An excursion into solely clean guitars in “Beneath the Shade Tree” didn’t work as well for me due to some fluffed picking that rudely dumped me out of their enchantment. Thankfully, the “The Silver Flower Pt. 1” starts a sparkling build up to one of the best riffs I’ve heard in a long, long time at the start of the following track, “The Silver Flower Pt. 2”. It goes as soon as it arrives, leaving me desperate for more, but the rest of the song and album closer “Death and the Maiden” delight by putting us right back in “Golden Number” territory with properly tortured vocals and ear-worm melodies.

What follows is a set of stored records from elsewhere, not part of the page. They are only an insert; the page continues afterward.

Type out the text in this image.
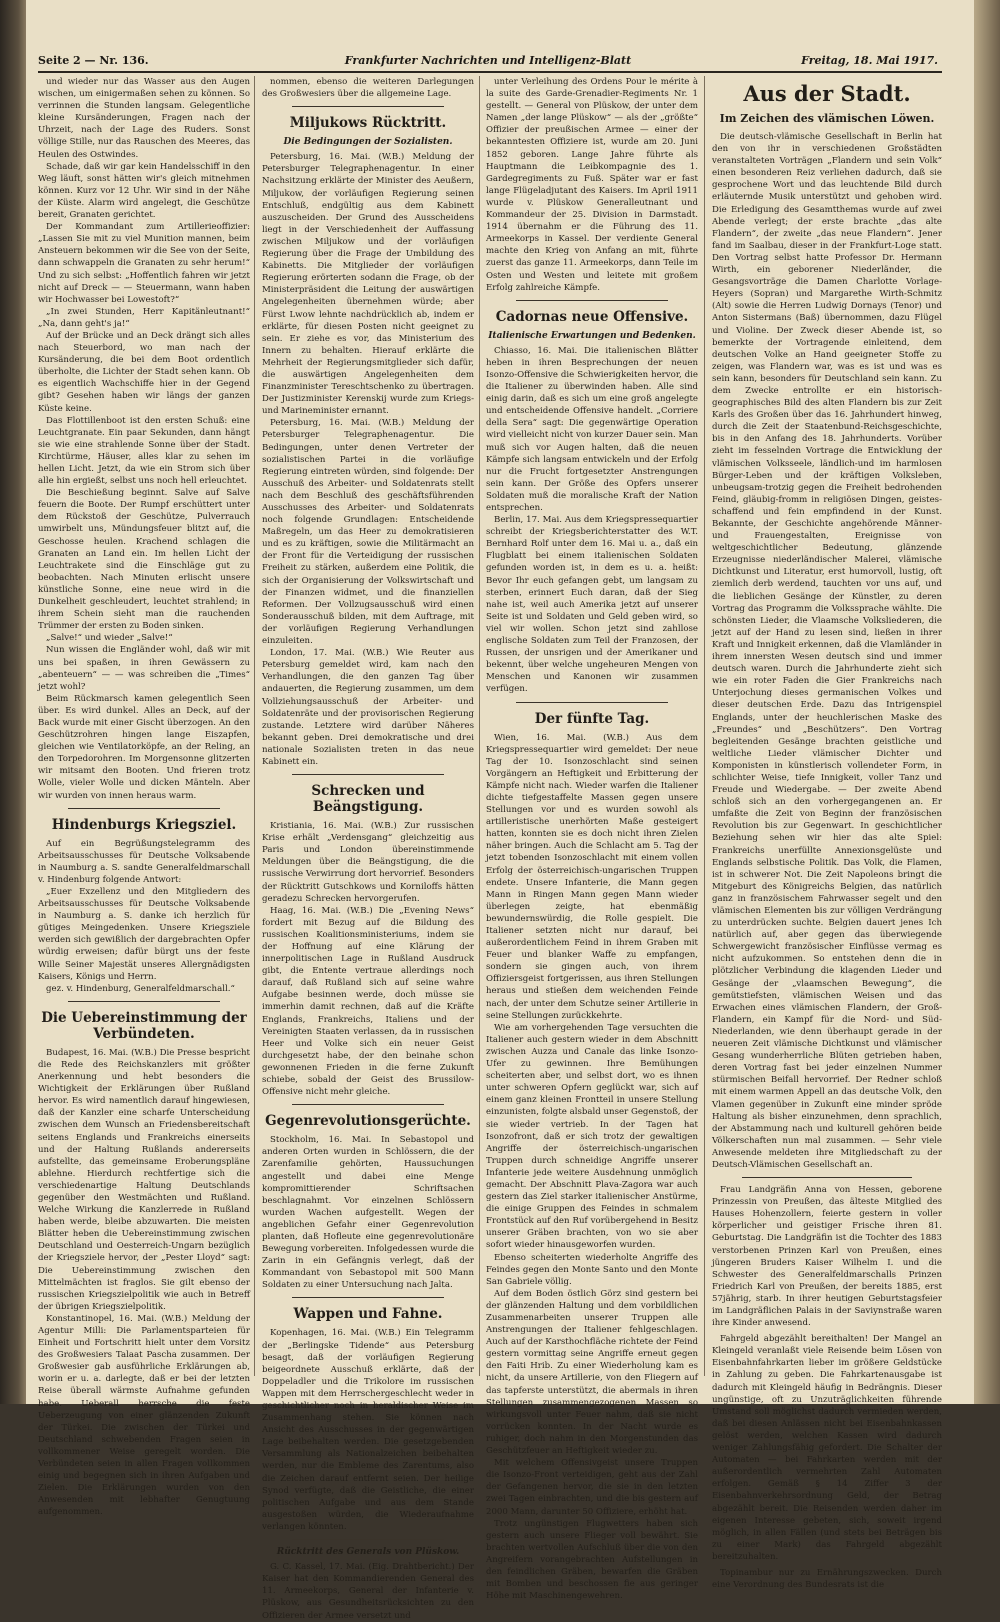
Seite 2 — Nr. 136.	Frankfurter Nachrichten und Intelligenz-Blatt	Freitag, 18. Mai 1917.

und wieder nur das Wasser aus den Augen wischen, um einigermaßen sehen zu können. So verrinnen die Stunden langsam. Gelegentliche kleine Kursänderungen, Fragen nach der Uhrzeit, nach der Lage des Ruders. Sonst völlige Stille, nur das Rauschen des Meeres, das Heulen des Ostwindes.

Schade, daß wir gar kein Handelsschiff in den Weg läuft, sonst hätten wir's gleich mitnehmen können. Kurz vor 12 Uhr. Wir sind in der Nähe der Küste. Alarm wird angelegt, die Geschütze bereit, Granaten gerichtet.

Der Kommandant zum Artillerieoffizier: „Lassen Sie mit zu viel Munition mannen, beim Ansteuern bekommen wir die See von der Seite, dann schwappeln die Granaten zu sehr herum!“ Und zu sich selbst: „Hoffentlich fahren wir jetzt nicht auf Dreck — — Steuermann, wann haben wir Hochwasser bei Lowestoft?“

„In zwei Stunden, Herr Kapitänleutnant!“ „Na, dann geht's ja!“

Auf der Brücke und an Deck drängt sich alles nach Steuerbord, wo man nach der Kursänderung, die bei dem Boot ordentlich überholte, die Lichter der Stadt sehen kann. Ob es eigentlich Wachschiffe hier in der Gegend gibt? Gesehen haben wir längs der ganzen Küste keine.

Das Flottillenboot ist den ersten Schuß: eine Leuchtgranate. Ein paar Sekunden, dann hängt sie wie eine strahlende Sonne über der Stadt. Kirchtürme, Häuser, alles klar zu sehen im hellen Licht. Jetzt, da wie ein Strom sich über alle hin ergießt, selbst uns noch hell erleuchtet.

Die Beschießung beginnt. Salve auf Salve feuern die Boote. Der Rumpf erschüttert unter dem Rückstoß der Geschütze, Pulverrauch umwirbelt uns, Mündungsfeuer blitzt auf, die Geschosse heulen. Krachend schlagen die Granaten an Land ein. Im hellen Licht der Leuchtrakete sind die Einschläge gut zu beobachten. Nach Minuten erlischt unsere künstliche Sonne, eine neue wird in die Dunkelheit geschleudert, leuchtet strahlend; in ihrem Schein sieht man die rauchenden Trümmer der ersten zu Boden sinken.

„Salve!“ und wieder „Salve!“

Nun wissen die Engländer wohl, daß wir mit uns bei spaßen, in ihren Gewässern zu „abenteuern“ — — was schreiben die „Times“ jetzt wohl?

Beim Rückmarsch kamen gelegentlich Seen über. Es wird dunkel. Alles an Deck, auf der Back wurde mit einer Gischt überzogen. An den Geschützrohren hingen lange Eiszapfen, gleichen wie Ventilatorköpfe, an der Reling, an den Torpedorohren. Im Morgensonne glitzerten wir mitsamt den Booten. Und frieren trotz Wolle, vieler Wolle und dicken Mänteln. Aber wir wurden von innen heraus warm.

Hindenburgs Kriegsziel.

Auf ein Begrüßungstelegramm des Arbeitsausschusses für Deutsche Volksabende in Naumburg a. S. sandte Generalfeldmarschall v. Hindenburg folgende Antwort:

„Euer Exzellenz und den Mitgliedern des Arbeitsausschusses für Deutsche Volksabende in Naumburg a. S. danke ich herzlich für gütiges Meingedenken. Unsere Kriegsziele werden sich gewißlich der dargebrachten Opfer würdig erweisen; dafür bürgt uns der feste Wille Seiner Majestät unseres Allergnädigsten Kaisers, Königs und Herrn.

gez. v. Hindenburg, Generalfeldmarschall.“

Die Uebereinstimmung der Verbündeten.

Budapest, 16. Mai. (W.B.) Die Presse bespricht die Rede des Reichskanzlers mit größter Anerkennung und hebt besonders die Wichtigkeit der Erklärungen über Rußland hervor. Es wird namentlich darauf hingewiesen, daß der Kanzler eine scharfe Unterscheidung zwischen dem Wunsch an Friedensbereitschaft seitens Englands und Frankreichs einerseits und der Haltung Rußlands andererseits aufstellte, das gemeinsame Eroberungspläne ablehne. Hierdurch rechtfertige sich die verschiedenartige Haltung Deutschlands gegenüber den Westmächten und Rußland. Welche Wirkung die Kanzlerrede in Rußland haben werde, bleibe abzuwarten. Die meisten Blätter heben die Uebereinstimmung zwischen Deutschland und Oesterreich-Ungarn bezüglich der Kriegsziele hervor, der „Pester Lloyd“ sagt: Die Uebereinstimmung zwischen den Mittelmächten ist fraglos. Sie gilt ebenso der russischen Kriegszielpolitik wie auch in Betreff der übrigen Kriegszielpolitik.

Konstantinopel, 16. Mai. (W.B.) Meldung der Agentur Milli: Die Parlamentsparteien für Einheit und Fortschritt hielt unter dem Vorsitz des Großwesiers Talaat Pascha zusammen. Der Großwesier gab ausführliche Erklärungen ab, worin er u. a. darlegte, daß er bei der letzten Reise überall wärmste Aufnahme gefunden habe. Ueberall herrsche die feste Ueberzeugung von einer glänzenden Zukunft der Türkei. Die zwischen der Türkei und Deutschland schwebenden Fragen seien in vollkommener Weise geregelt worden. Die Verbündeten seien in allen Fragen vollkommen einig und begegnen sich in ihren Aufgaben und Zielen. Die Erklärungen wurden von den Anwesenden mit lebhafter Genugtuung aufgenommen.

nommen, ebenso die weiteren Darlegungen des Großwesiers über die allgemeine Lage.

Miljukows Rücktritt.
Die Bedingungen der Sozialisten.

Petersburg, 16. Mai. (W.B.) Meldung der Petersburger Telegraphenagentur. In einer Nachsitzung erklärte der Minister des Aeußern, Miljukow, der vorläufigen Regierung seinen Entschluß, endgültig aus dem Kabinett auszuscheiden. Der Grund des Ausscheidens liegt in der Verschiedenheit der Auffassung zwischen Miljukow und der vorläufigen Regierung über die Frage der Umbildung des Kabinetts. Die Mitglieder der vorläufigen Regierung erörterten sodann die Frage, ob der Ministerpräsident die Leitung der auswärtigen Angelegenheiten übernehmen würde; aber Fürst Lwow lehnte nachdrücklich ab, indem er erklärte, für diesen Posten nicht geeignet zu sein. Er ziehe es vor, das Ministerium des Innern zu behalten. Hierauf erklärte die Mehrheit der Regierungsmitglieder sich dafür, die auswärtigen Angelegenheiten dem Finanzminister Tereschtschenko zu übertragen. Der Justizminister Kerenskij wurde zum Kriegs- und Marineminister ernannt.

Petersburg, 16. Mai. (W.B.) Meldung der Petersburger Telegraphenagentur. Die Bedingungen, unter denen Vertreter der sozialistischen Partei in die vorläufige Regierung eintreten würden, sind folgende: Der Ausschuß des Arbeiter- und Soldatenrats stellt nach dem Beschluß des geschäftsführenden Ausschusses des Arbeiter- und Soldatenrats noch folgende Grundlagen: Entscheidende Maßregeln, um das Heer zu demokratisieren und es zu kräftigen, sowie die Militärmacht an der Front für die Verteidigung der russischen Freiheit zu stärken, außerdem eine Politik, die sich der Organisierung der Volkswirtschaft und der Finanzen widmet, und die finanziellen Reformen. Der Vollzugsausschuß wird einen Sonderausschuß bilden, mit dem Auftrage, mit der vorläufigen Regierung Verhandlungen einzuleiten.

London, 17. Mai. (W.B.) Wie Reuter aus Petersburg gemeldet wird, kam nach den Verhandlungen, die den ganzen Tag über andauerten, die Regierung zusammen, um dem Vollziehungsausschuß der Arbeiter- und Soldatenräte und der provisorischen Regierung zustande. Letztere wird darüber Näheres bekannt geben. Drei demokratische und drei nationale Sozialisten treten in das neue Kabinett ein.

Schrecken und Beängstigung.

Kristiania, 16. Mai. (W.B.) Zur russischen Krise erhält „Verdensgang“ gleichzeitig aus Paris und London übereinstimmende Meldungen über die Beängstigung, die die russische Verwirrung dort hervorrief. Besonders der Rücktritt Gutschkows und Korniloffs hätten geradezu Schrecken hervorgerufen.

Haag, 16. Mai. (W.B.) Die „Evening News“ fordert mit Bezug auf die Bildung des russischen Koalitionsministeriums, indem sie der Hoffnung auf eine Klärung der innerpolitischen Lage in Rußland Ausdruck gibt, die Entente vertraue allerdings noch darauf, daß Rußland sich auf seine wahre Aufgabe besinnen werde, doch müsse sie immerhin damit rechnen, daß auf die Kräfte Englands, Frankreichs, Italiens und der Vereinigten Staaten verlassen, da in russischen Heer und Volke sich ein neuer Geist durchgesetzt habe, der den beinahe schon gewonnenen Frieden in die ferne Zukunft schiebe, sobald der Geist des Brussilow-Offensive nicht mehr gleiche.

Gegenrevolutionsgerüchte.

Stockholm, 16. Mai. In Sebastopol und anderen Orten wurden in Schlössern, die der Zarenfamilie gehörten, Haussuchungen angestellt und dabei eine Menge kompromittierender Schriftsachen beschlagnahmt. Vor einzelnen Schlössern wurden Wachen aufgestellt. Wegen der angeblichen Gefahr einer Gegenrevolution planten, daß Hofleute eine gegenrevolutionäre Bewegung vorbereiten. Infolgedessen wurde die Zarin in ein Gefängnis verlegt, daß der Kommandant von Sebastopol mit 500 Mann Soldaten zu einer Untersuchung nach Jalta.

Wappen und Fahne.

Kopenhagen, 16. Mai. (W.B.) Ein Telegramm der „Berlingske Tidende“ aus Petersburg besagt, daß der vorläufigen Regierung beigeordnete Ausschuß erklärte, daß der Doppeladler und die Trikolore im russischen Wappen mit dem Herrschergeschlecht weder in geschichtlicher noch in heraldischer Weise im Zusammenhang stehen. Sie können nach Ansicht des Ausschusses in der gegenwärtigen Lage beibehalten werden. Die gesetzgebenden Versammlung als Nationalzeichen beibehalten werden, nur die Embleme des Zarentums, also die Zeichen darauf entfernt seien. Der heilige Synod verfügte, daß die Geistliche, die einer politischen Aufgabe und aus dem Stande ausgestoßen würden, die Wiederaufnahme verlangen könnten.

Rücktritt des Generals von Plüskow.

G. C. Kassel, 17. Mai. (Eig. Drahtbericht.) Der Kaiser hat den Kommandierenden General des 11. Armeekorps, General der Infanterie v. Plüskow, aus Gesundheitsrücksichten zu den Offizieren der Armee versetzt und

unter Verleihung des Ordens Pour le mérite à la suite des Garde-Grenadier-Regiments Nr. 1 gestellt. — General von Plüskow, der unter dem Namen „der lange Plüskow“ — als der „größte“ Offizier der preußischen Armee — einer der bekanntesten Offiziere ist, wurde am 20. Juni 1852 geboren. Lange Jahre führte als Hauptmann die Leibkompagnie des 1. Gardegregiments zu Fuß. Später war er fast lange Flügeladjutant des Kaisers. Im April 1911 wurde v. Plüskow Generalleutnant und Kommandeur der 25. Division in Darmstadt. 1914 übernahm er die Führung des 11. Armeekorps in Kassel. Der verdiente General machte den Krieg von Anfang an mit, führte zuerst das ganze 11. Armeekorps, dann Teile im Osten und Westen und leitete mit großem Erfolg zahlreiche Kämpfe.

Cadornas neue Offensive.
Italienische Erwartungen und Bedenken.

Chiasso, 16. Mai. Die italienischen Blätter heben in ihren Besprechungen der neuen Isonzo-Offensive die Schwierigkeiten hervor, die die Italiener zu überwinden haben. Alle sind einig darin, daß es sich um eine groß angelegte und entscheidende Offensive handelt. „Corriere della Sera“ sagt: Die gegenwärtige Operation wird vielleicht nicht von kurzer Dauer sein. Man muß sich vor Augen halten, daß die neuen Kämpfe sich langsam entwickeln und der Erfolg nur die Frucht fortgesetzter Anstrengungen sein kann. Der Größe des Opfers unserer Soldaten muß die moralische Kraft der Nation entsprechen.

Berlin, 17. Mai. Aus dem Kriegspressequartier schreibt der Kriegsberichterstatter des W.T. Bernhard Rolf unter dem 16. Mai u. a., daß ein Flugblatt bei einem italienischen Soldaten gefunden worden ist, in dem es u. a. heißt: Bevor Ihr euch gefangen gebt, um langsam zu sterben, erinnert Euch daran, daß der Sieg nahe ist, weil auch Amerika jetzt auf unserer Seite ist und Soldaten und Geld geben wird, so viel wir wollen. Schon jetzt sind zahllose englische Soldaten zum Teil der Franzosen, der Russen, der unsrigen und der Amerikaner und bekennt, über welche ungeheuren Mengen von Menschen und Kanonen wir zusammen verfügen.

Der fünfte Tag.

Wien, 16. Mai. (W.B.) Aus dem Kriegspressequartier wird gemeldet: Der neue Tag der 10. Isonzoschlacht sind seinen Vorgängern an Heftigkeit und Erbitterung der Kämpfe nicht nach. Wieder warfen die Italiener dichte tiefgestaffelte Massen gegen unsere Stellungen vor und es wurden sowohl als artilleristische unerhörten Maße gesteigert hatten, konnten sie es doch nicht ihren Zielen näher bringen. Auch die Schlacht am 5. Tag der jetzt tobenden Isonzoschlacht mit einem vollen Erfolg der österreichisch-ungarischen Truppen endete. Unsere Infanterie, die Mann gegen Mann in Ringen Mann gegen Mann wieder überlegen zeigte, hat ebenmäßig bewundernswürdig, die Rolle gespielt. Die Italiener setzten nicht nur darauf, bei außerordentlichem Feind in ihrem Graben mit Feuer und blanker Waffe zu empfangen, sondern sie gingen auch, von ihrem Offiziersgeist fortgerissen, aus ihren Stellungen heraus und stießen dem weichenden Feinde nach, der unter dem Schutze seiner Artillerie in seine Stellungen zurückkehrte.

Wie am vorhergehenden Tage versuchten die Italiener auch gestern wieder in dem Abschnitt zwischen Auzza und Canale das linke Isonzo-Ufer zu gewinnen. Ihre Bemühungen scheiterten aber, und selbst dort, wo es ihnen unter schweren Opfern geglückt war, sich auf einem ganz kleinen Frontteil in unsere Stellung einzunisten, folgte alsbald unser Gegenstoß, der sie wieder vertrieb. In der Tagen hat Isonzofront, daß er sich trotz der gewaltigen Angriffe der österreichisch-ungarischen Truppen durch schneidige Angriffe unserer Infanterie jede weitere Ausdehnung unmöglich gemacht. Der Abschnitt Plava-Zagora war auch gestern das Ziel starker italienischer Anstürme, die einige Gruppen des Feindes in schmalem Frontstück auf den Ruf vorübergehend in Besitz unserer Gräben brachten, von wo sie aber sofort wieder hinausgeworfen wurden.

Ebenso scheiterten wiederholte Angriffe des Feindes gegen den Monte Santo und den Monte San Gabriele völlig.

Auf dem Boden östlich Görz sind gestern bei der glänzenden Haltung und dem vorbildlichen Zusammenarbeiten unserer Truppen alle Anstrengungen der Italiener fehlgeschlagen. Auch auf der Karsthochfläche richtete der Feind gestern vormittag seine Angriffe erneut gegen den Faiti Hrib. Zu einer Wiederholung kam es nicht, da unsere Artillerie, von den Fliegern auf das tapferste unterstützt, die abermals in ihren Stellungen zusammengezogenen Massen so wirkungsvoll unter Feuer nahm, daß sie nicht vorrücken konnten. In der Nacht wurde es ruhiger, doch nahm in den Morgenstunden das Geschützfeuer an Heftigkeit wieder zu.

Mit welchem Offensivgeist unsere Truppen die Isonzo-Front verteidigen, geht aus der Zahl der Gefangenen hervor, die sie in den letzten zwei Tagen einbrachten, und die bis gestern auf 2000 Mann, darunter 50 Offiziere, erhöht hat.

Trotz ungünstigen Flugwetters haben sich gestern auch unsere Flieger voll bewährt. Sie brachten wertvollen Aufschluß über die von den Angreifern vorangebrachten Aufstellungen in den feindlichen Gräben, bewarfen die Gräben mit Bomben und beschossen fie aus geringer Höhe mit Maschinengewehren.

Aus der Stadt.
Im Zeichen des vlämischen Löwen.

Die deutsch-vlämische Gesellschaft in Berlin hat den von ihr in verschiedenen Großstädten veranstalteten Vorträgen „Flandern und sein Volk“ einen besonderen Reiz verliehen dadurch, daß sie gesprochene Wort und das leuchtende Bild durch erläuternde Musik unterstützt und gehoben wird. Die Erledigung des Gesamtthemas wurde auf zwei Abende verlegt; der erste brachte „das alte Flandern“, der zweite „das neue Flandern“. Jener fand im Saalbau, dieser in der Frankfurt-Loge statt. Den Vortrag selbst hatte Professor Dr. Hermann Wirth, ein geborener Niederländer, die Gesangsvorträge die Damen Charlotte Vorlage-Heyers (Sopran) und Margarethe Wirth-Schmitz (Alt) sowie die Herren Ludwig Dornays (Tenor) und Anton Sistermans (Baß) übernommen, dazu Flügel und Violine. Der Zweck dieser Abende ist, so bemerkte der Vortragende einleitend, dem deutschen Volke an Hand geeigneter Stoffe zu zeigen, was Flandern war, was es ist und was es sein kann, besonders für Deutschland sein kann. Zu dem Zwecke entrollte er ein historisch-geographisches Bild des alten Flandern bis zur Zeit Karls des Großen über das 16. Jahrhundert hinweg, durch die Zeit der Staatenbund-Reichsgeschichte, bis in den Anfang des 18. Jahrhunderts. Vorüber zieht im fesselnden Vortrage die Entwicklung der vlämischen Volksseele, ländlich-und im harmlosen Bürger-Leben und der kräftigen Volksleben, unbeugsam-trotzig gegen die Freiheit bedrohenden Feind, gläubig-fromm in religiösen Dingen, geistes-schaffend und fein empfindend in der Kunst. Bekannte, der Geschichte angehörende Männer- und Frauengestalten, Ereignisse von weltgeschichtlicher Bedeutung, glänzende Erzeugnisse niederländischer Malerei, vlämische Dichtkunst und Literatur, erst humorvoll, lustig, oft ziemlich derb werdend, tauchten vor uns auf, und die lieblichen Gesänge der Künstler, zu deren Vortrag das Programm die Volkssprache wählte. Die schönsten Lieder, die Vlaamsche Volksliederen, die jetzt auf der Hand zu lesen sind, ließen in ihrer Kraft und Innigkeit erkennen, daß die Vlamländer in ihrem innersten Wesen deutsch sind und immer deutsch waren. Durch die Jahrhunderte zieht sich wie ein roter Faden die Gier Frankreichs nach Unterjochung dieses germanischen Volkes und dieser deutschen Erde. Dazu das Intrigenspiel Englands, unter der heuchlerischen Maske des „Freundes“ und „Beschützers“. Den Vortrag begleitenden Gesänge brachten geistliche und weltliche Lieder vlämischer Dichter und Komponisten in künstlerisch vollendeter Form, in schlichter Weise, tiefe Innigkeit, voller Tanz und Freude und Wiedergabe. — Der zweite Abend schloß sich an den vorhergegangenen an. Er umfaßte die Zeit von Beginn der französischen Revolution bis zur Gegenwart. In geschichtlicher Beziehung sehen wir hier das alte Spiel: Frankreichs unerfüllte Annexionsgelüste und Englands selbstische Politik. Das Volk, die Flamen, ist in schwerer Not. Die Zeit Napoleons bringt die Mitgeburt des Königreichs Belgien, das natürlich ganz in französischem Fahrwasser segelt und den vlämischen Elementen bis zur völligen Verdrängung zu unterdrücken suchte. Belgien dauert jenes Ich natürlich auf, aber gegen das überwiegende Schwergewicht französischer Einflüsse vermag es nicht aufzukommen. So entstehen denn die in plötzlicher Verbindung die klagenden Lieder und Gesänge der „vlaamschen Bewegung“, die gemütstiefsten, vlämischen Weisen und das Erwachen eines vlämischen Flandern, der Groß-Flandern, ein Kampf für die Nord- und Süd-Niederlanden, wie denn überhaupt gerade in der neueren Zeit vlämische Dichtkunst und vlämischer Gesang wunderherrliche Blüten getrieben haben, deren Vortrag fast bei jeder einzelnen Nummer stürmischen Beifall hervorrief. Der Redner schloß mit einem warmen Appell an das deutsche Volk, den Vlamen gegenüber in Zukunft eine minder spröde Haltung als bisher einzunehmen, denn sprachlich, der Abstammung nach und kulturell gehören beide Völkerschaften nun mal zusammen. — Sehr viele Anwesende meldeten ihre Mitgliedschaft zu der Deutsch-Vlämischen Gesellschaft an.

Frau Landgräfin Anna von Hessen, geborene Prinzessin von Preußen, das älteste Mitglied des Hauses Hohenzollern, feierte gestern in voller körperlicher und geistiger Frische ihren 81. Geburtstag. Die Landgräfin ist die Tochter des 1883 verstorbenen Prinzen Karl von Preußen, eines jüngeren Bruders Kaiser Wilhelm I. und die Schwester des Generalfeldmarschalls Prinzen Friedrich Karl von Preußen, der bereits 1885, erst 57jährig, starb. In ihrer heutigen Geburtstagsfeier im Landgräflichen Palais in der Saviynstraße waren ihre Kinder anwesend.

Fahrgeld abgezählt bereithalten! Der Mangel an Kleingeld veranlaßt viele Reisende beim Lösen von Eisenbahnfahrkarten lieber im größere Geldstücke in Zahlung zu geben. Die Fahrkartenausgabe ist dadurch mit Kleingeld häufig in Bedrängnis. Dieser ungünstige, oft zu Unzuträglichkeiten führende Umstand soll möglichst dadurch vermieden werden, daß bei diesen Anlässen nicht bei Eisenbahnkassen gelöst werden, welchen Kassen wird dadurch weniger Zahlungsfähig gefordert. Die Schalter der Automaten — bei Fahrkarten werden mit der außerordentlich vermehrten Zahl Automaten erfolgen. Gemäß § 14 Ziffer 3 der Eisenbahnverkehrsordnung Geld, der Betrag abgezählt bereit. Die Reisenden werden daher im eigenen Interesse gebeten, sich, soweit irgend möglich, in allen Fällen (und stets bei Beträgen bis zu einer Mark) das Fahrgeld abgezählt bereitzuhalten.

Topinambur nur zu Ernährungszwecken. Durch eine Verordnung des Bundesrats ist die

At their best, when they deliver what I think of as “slow songs played very fast”, Ghost Bath are a band that could have massive cross-over appeal, skipping merrily between the bleakest black metal and the jangliest of goth-rock. There are some extraordinarily contradictory songwriting skills on display here; if Satan hired Ghost Bath to provide music to accompany the apocalypse they’d piss him off mightily by making the end of the world sound happy and uplifting. And that’s the niche that they will have in my album collection – music for those days when I want to be both angry and happy at the same time.
Chinese or North Dakotan? It doesn’t matter one bit. Pay no attention to who they are or where they come from. Just enjoy what they do.